Em primeiro lugar, segundo o teórico inglês Thomas Malthus, os hábitos alimentícios de uma população são reflexos da produção econômica de onde vivem. Tal fato se observou por muito tempo no país tupiniquim, porém com o decorrer do século os alimentos vinculados à agricultura de subsistência saíram do cardápio dos brasileiros dando lugar à comidas ultra-processadas. Isso ocorreu pois esses produtos são de fácil acesso, baixo custo e economizam tempo de preparo, características essas fundamentais ao estilo de vida do home contemporâneo, mesmo que isso se configure como um prejuízo para sua saúde.
Por outra perspectiva, o Brasil vêm vivenciando nos últimos anos uma crescente crise econômica de acordo com a administração financeira da União. Essa realidade reflete, entre outros aspectos, no encarecimentos dos produtos agrícolas e na não manutenção do salário das pessoas, que acabam por não acompanhar o aumento dos preços no mercado. Desse modo, torna-se mais difícil a prática de uma alimentação equilibrada entre os brasileiros, visto que nem todos possuem os mesmos recursos para investir nesse cuidado.
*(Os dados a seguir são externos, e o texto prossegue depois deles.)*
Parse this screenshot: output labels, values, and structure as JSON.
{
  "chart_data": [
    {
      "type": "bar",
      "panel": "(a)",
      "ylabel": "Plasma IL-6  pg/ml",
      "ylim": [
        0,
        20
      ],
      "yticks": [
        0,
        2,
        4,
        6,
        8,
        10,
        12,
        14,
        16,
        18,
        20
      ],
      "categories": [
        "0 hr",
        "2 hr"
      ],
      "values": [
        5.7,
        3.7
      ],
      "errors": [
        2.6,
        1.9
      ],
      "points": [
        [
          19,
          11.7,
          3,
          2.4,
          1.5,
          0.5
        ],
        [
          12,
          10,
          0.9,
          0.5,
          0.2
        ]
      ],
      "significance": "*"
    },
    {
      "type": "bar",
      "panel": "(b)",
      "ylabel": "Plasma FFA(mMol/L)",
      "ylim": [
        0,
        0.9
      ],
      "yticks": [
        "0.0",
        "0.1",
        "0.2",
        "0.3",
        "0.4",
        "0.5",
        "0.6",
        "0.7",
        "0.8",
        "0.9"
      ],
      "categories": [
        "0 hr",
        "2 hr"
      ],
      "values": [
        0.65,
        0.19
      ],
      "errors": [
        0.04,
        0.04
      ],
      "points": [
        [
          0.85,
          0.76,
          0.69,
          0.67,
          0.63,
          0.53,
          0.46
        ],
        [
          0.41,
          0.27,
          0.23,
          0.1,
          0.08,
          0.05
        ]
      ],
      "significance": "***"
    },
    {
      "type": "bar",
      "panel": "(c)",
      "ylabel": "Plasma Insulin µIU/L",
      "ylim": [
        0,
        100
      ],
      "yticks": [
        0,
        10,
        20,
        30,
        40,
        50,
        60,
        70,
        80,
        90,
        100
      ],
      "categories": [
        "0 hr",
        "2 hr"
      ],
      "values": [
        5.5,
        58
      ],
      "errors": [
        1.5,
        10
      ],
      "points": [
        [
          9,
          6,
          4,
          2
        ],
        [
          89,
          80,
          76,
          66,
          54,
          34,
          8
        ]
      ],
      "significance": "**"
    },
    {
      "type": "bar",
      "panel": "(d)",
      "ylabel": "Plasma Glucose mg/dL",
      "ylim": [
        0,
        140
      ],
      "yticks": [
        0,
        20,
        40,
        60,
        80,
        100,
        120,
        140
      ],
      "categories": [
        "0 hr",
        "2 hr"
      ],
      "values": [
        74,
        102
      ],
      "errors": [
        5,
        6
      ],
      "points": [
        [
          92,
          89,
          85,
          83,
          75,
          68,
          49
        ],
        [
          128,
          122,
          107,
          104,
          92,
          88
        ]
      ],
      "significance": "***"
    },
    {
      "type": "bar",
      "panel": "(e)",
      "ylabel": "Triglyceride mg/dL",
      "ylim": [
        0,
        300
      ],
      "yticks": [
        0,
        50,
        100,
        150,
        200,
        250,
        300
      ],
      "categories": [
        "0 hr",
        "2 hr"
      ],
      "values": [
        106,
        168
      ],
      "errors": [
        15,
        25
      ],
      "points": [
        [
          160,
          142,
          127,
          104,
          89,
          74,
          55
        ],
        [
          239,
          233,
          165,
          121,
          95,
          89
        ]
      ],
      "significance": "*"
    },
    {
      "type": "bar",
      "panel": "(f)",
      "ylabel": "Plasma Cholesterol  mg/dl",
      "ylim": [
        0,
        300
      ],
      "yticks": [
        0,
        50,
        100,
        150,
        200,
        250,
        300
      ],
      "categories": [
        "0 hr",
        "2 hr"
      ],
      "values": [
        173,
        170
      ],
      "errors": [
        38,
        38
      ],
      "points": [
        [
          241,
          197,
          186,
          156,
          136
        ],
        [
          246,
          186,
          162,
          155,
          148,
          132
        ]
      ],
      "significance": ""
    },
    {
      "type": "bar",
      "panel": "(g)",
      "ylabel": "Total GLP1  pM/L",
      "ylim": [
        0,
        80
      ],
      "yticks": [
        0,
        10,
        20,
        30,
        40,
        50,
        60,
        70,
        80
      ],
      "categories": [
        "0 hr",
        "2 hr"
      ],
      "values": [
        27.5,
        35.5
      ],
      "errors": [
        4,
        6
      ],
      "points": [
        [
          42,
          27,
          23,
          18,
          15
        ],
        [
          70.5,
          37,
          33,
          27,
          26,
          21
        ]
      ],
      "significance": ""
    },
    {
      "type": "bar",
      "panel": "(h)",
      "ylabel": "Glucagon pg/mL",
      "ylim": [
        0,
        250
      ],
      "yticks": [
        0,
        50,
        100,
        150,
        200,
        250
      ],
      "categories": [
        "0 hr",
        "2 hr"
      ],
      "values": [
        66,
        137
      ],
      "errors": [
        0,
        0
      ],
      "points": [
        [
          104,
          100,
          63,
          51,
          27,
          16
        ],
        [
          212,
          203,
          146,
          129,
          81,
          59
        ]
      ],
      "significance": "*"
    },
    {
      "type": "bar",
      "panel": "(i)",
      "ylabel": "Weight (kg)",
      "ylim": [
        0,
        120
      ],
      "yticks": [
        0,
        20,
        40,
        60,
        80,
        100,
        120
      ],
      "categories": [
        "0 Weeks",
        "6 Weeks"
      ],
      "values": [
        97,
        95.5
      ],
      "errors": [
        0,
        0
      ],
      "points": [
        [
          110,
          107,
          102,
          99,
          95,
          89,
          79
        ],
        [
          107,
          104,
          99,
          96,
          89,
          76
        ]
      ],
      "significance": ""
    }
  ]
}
Em síntese, o comportamento alimentar da população brasileira é reflexo de alguns padrões culturais difundidos no século XXI e das dificuldades econômicas enfrentadas atualmente pelo país. Nesse sentido, faz-se necessário que as prefeituras municipais, por meio da parceria com pequenos produtores locais, promovam feiras semanais que comercializem produtos naturais, de boa qualidade, orgânicos e de preço acessível, de modo que não só permita promover para a população em geral uma boa alimentação como, também, possibilite ajudar e incentivar os agricultores locais.